ReferenceError: url is not defined with Content-Security-Policy enabled

[vanbroup]

I'm trying to enable pagefind with Content-Security-Policy enabled and run into the following error:

pagefind.js:1 
  Uncaught (in promise) ReferenceError: url is not defined
    at Pagefind.loadWasm (pagefind.js:1:12922)
    at async Promise.all (/blog/index 0)
    at async Pagefind.init (pagefind.js:1:12207)
loadWasm @ pagefind.js:1
await in loadWasm (async)
Pagefind @ pagefind.js:1
(anonymous) @ pagefind.js:1

Hugo config:

server:
  headers:
  - for: /**
    values:
      X-Frame-Options: DENY
      X-Content-Type-Options: nosniff
      Referrer-Policy: strict-origin-when-cross-origin
      Permissions-Policy: document-domain=()
      Content-Security-Policy: default-src 'none'; img-src 'self' data:; form-action 'self'; base-uri 'self'; 
          block-all-mixed-content;
          style-src 'unsafe-inline' 'self' https://cdn.jsdelivr.net/npm/bootstrap@5.0.2/dist/css/bootstrap.min.css https://fonts.googleapis.com/css;
          font-src https://fonts.gstatic.com/s/roboto/;
          script-src 'self' https://cdn.jsdelivr.net/npm/bootstrap@5.0.2/dist/js/bootstrap.bundle.min.js https://cdn.jsdelivr.net/npm/mermaid/dist/mermaid.min.js;
          frame-src https://www.youtube-nocookie.com/ https://player.vimeo.com/;
          media-src https://i.ytimg.com https://www.rovid.nl/def/dco/2016/def-dco-20160823-idoa9bivg-web-hd.mp4;
          connect-src ws://localhost:1313/livereload 'self';

The connect-src option of the Content-Security-Policy is set to self which permits the script to connect (without this option you would get a policy error).

** copied the /public/_pagefind directory in my static Hugo folder for testing

This error is also live on: https://pkic.org/blog/

When running without Content-Security-Policy using the build in --serve option, the search runs fine:

hugo; ../pagefind --source ./public/  --serve 

[bglw]

Oops. So it looks like this fetch is failing on line 55: search.js > loadWasm

Unfortunately there's a bug in the catch on line 61 trying to log url which is suppressing the actual error 🤦

I'll fix up that log locally and then see if I can reproduce the CSP error. I don't see why a connect-src 'self' would block a fetch("/_pagefind/wasm.pagefind") request — my suspicions would be it doesn't like the fetch occurring inside an ES6 module, or it doesn't like the fetch of a file without any sane content type 🤔

Keen to hear if you have any ideas on where to look, otherwise I'll keep you posted on what I dig up 🙂

Cheers!

[vanbroup]

I don't think the call is blocked by the CSP as that would give a clear error message, but some context/meta-data might not be provided with this CSP enabled, causing the script to fail.

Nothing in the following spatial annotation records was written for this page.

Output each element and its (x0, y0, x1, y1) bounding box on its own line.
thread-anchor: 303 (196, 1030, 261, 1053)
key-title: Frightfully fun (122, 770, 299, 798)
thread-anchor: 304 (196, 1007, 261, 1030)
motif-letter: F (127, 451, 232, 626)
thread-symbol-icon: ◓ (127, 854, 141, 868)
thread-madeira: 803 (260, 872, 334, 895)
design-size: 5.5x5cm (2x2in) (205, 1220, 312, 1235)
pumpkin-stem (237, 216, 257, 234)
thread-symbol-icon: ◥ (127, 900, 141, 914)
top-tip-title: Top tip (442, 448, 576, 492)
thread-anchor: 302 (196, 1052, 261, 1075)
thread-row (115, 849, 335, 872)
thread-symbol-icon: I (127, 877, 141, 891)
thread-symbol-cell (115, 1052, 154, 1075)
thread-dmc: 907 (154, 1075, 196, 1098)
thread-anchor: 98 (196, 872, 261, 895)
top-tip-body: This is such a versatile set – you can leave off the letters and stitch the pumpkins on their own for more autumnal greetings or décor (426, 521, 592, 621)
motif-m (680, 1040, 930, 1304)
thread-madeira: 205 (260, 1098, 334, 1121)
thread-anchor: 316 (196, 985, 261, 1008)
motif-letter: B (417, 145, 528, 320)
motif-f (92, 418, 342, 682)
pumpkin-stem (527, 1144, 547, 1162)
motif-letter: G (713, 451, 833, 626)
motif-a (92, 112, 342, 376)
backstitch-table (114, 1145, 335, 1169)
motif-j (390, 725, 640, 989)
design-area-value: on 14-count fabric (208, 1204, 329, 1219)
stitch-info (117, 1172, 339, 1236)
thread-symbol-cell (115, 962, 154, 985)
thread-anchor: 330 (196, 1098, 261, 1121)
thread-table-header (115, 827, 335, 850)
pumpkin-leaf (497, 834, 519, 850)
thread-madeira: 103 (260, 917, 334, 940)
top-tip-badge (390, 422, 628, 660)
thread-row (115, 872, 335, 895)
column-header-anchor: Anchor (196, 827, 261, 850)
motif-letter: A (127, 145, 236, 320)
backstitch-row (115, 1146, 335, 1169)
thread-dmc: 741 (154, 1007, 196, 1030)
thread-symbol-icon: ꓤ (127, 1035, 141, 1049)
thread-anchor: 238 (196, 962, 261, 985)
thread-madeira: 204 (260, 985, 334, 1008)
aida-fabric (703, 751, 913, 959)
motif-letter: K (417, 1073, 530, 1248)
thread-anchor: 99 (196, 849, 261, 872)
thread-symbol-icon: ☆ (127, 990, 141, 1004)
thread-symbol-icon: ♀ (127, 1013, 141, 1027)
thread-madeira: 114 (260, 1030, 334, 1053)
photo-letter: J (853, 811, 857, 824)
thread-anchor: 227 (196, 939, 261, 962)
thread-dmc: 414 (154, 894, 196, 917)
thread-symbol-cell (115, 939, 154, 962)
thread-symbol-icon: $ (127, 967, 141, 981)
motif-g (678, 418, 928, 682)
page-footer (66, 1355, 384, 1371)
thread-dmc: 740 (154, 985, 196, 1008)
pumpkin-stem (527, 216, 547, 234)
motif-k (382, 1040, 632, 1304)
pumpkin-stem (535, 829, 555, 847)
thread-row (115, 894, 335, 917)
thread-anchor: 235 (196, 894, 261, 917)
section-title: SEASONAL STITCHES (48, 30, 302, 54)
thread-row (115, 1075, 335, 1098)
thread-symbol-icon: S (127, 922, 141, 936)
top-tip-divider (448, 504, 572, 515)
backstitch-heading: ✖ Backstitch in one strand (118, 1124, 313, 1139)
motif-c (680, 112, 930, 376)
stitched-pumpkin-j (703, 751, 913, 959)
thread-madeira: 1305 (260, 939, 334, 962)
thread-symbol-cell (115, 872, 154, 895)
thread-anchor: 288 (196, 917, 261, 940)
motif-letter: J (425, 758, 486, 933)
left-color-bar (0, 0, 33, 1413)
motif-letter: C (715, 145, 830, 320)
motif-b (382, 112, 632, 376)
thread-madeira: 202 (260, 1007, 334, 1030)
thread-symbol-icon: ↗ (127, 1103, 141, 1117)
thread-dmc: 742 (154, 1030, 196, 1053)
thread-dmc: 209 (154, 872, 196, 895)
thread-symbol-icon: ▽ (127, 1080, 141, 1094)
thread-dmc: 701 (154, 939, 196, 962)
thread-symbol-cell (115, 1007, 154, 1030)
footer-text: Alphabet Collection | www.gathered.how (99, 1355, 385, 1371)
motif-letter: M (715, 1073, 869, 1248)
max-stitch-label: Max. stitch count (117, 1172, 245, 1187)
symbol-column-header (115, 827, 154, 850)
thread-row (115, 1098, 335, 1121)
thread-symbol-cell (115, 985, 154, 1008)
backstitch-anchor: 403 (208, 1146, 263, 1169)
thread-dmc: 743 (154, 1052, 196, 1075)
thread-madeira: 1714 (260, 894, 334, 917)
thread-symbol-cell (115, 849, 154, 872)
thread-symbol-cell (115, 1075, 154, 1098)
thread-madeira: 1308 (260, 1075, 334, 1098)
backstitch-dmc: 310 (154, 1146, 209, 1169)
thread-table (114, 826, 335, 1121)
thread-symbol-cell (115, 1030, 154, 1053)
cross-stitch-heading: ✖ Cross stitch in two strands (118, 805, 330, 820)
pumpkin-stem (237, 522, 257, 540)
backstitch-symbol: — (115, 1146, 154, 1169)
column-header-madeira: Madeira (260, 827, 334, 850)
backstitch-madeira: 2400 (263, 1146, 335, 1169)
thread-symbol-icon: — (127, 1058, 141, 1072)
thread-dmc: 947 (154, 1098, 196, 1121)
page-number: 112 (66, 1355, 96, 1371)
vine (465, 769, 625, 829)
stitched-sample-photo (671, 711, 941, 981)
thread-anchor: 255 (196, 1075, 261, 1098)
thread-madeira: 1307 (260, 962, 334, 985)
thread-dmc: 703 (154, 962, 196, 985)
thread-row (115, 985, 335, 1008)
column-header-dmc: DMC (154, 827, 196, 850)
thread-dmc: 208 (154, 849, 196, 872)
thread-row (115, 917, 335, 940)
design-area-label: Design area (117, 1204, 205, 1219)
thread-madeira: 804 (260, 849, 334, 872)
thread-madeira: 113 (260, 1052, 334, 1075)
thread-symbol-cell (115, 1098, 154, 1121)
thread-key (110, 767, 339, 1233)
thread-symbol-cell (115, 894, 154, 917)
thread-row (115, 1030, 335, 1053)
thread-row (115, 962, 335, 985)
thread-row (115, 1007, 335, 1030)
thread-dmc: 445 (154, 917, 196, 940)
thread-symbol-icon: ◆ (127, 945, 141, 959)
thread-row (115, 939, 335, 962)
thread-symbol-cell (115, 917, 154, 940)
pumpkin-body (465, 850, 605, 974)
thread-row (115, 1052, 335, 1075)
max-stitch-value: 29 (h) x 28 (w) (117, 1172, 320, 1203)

Sorry, I haven't looked at it in detail yet.

[bglw]

Ah, I see where our issue lays. If I suppress that url error, I get:

CompileError: call to WebAssembly.instantiate() blocked by CSP

Unfortunately (I'm just now learning that) wasm broadly currently gets classified under unsafe-eval.

In the past the only path to get that working has been to allow script-src 'unsafe-eval' in your CSP. There is however a proposal to add a wasm-specific CSP to browsers, which adds a specific script src wasm-unsafe-eval. It's hard to tell how broadly this is supported, but looking at Chrome it appears this has shipped, and testing it in Firefox myself it does work.

So adding script-src 'wasm-unsafe-eval' to your CSP should allow wasm to execute without adding extra permissions to your js.

[bglw]

Bad news — my test site doesn't work in Safari without script-src 'unsafe-eval' ☹️ Looks like wasm-unsafe-eval is on the way for Webkit but isn't stable yet.

[vanbroup]

Setting script-src 'wasm-unsafe-eval' looks to 'solve' the problem for Chrome, Edge and Firefox on both desktop and mobile. It would be great if we don't have to allow any unsafe policies however, unfortunately this does currently seem to be a requirement for WebAssembly.

[bglw]

Agreed that it isn't great. There is some chatter around adding a wasm-src CSP and verifying these files, so I'll check on the status of that in the future. I'll also add a note to the documentation.

[bglw]

I have covered this point in the documentation alongside the latest release, so I'll close this issue for now and keep an eye on CSP/WASM goings on.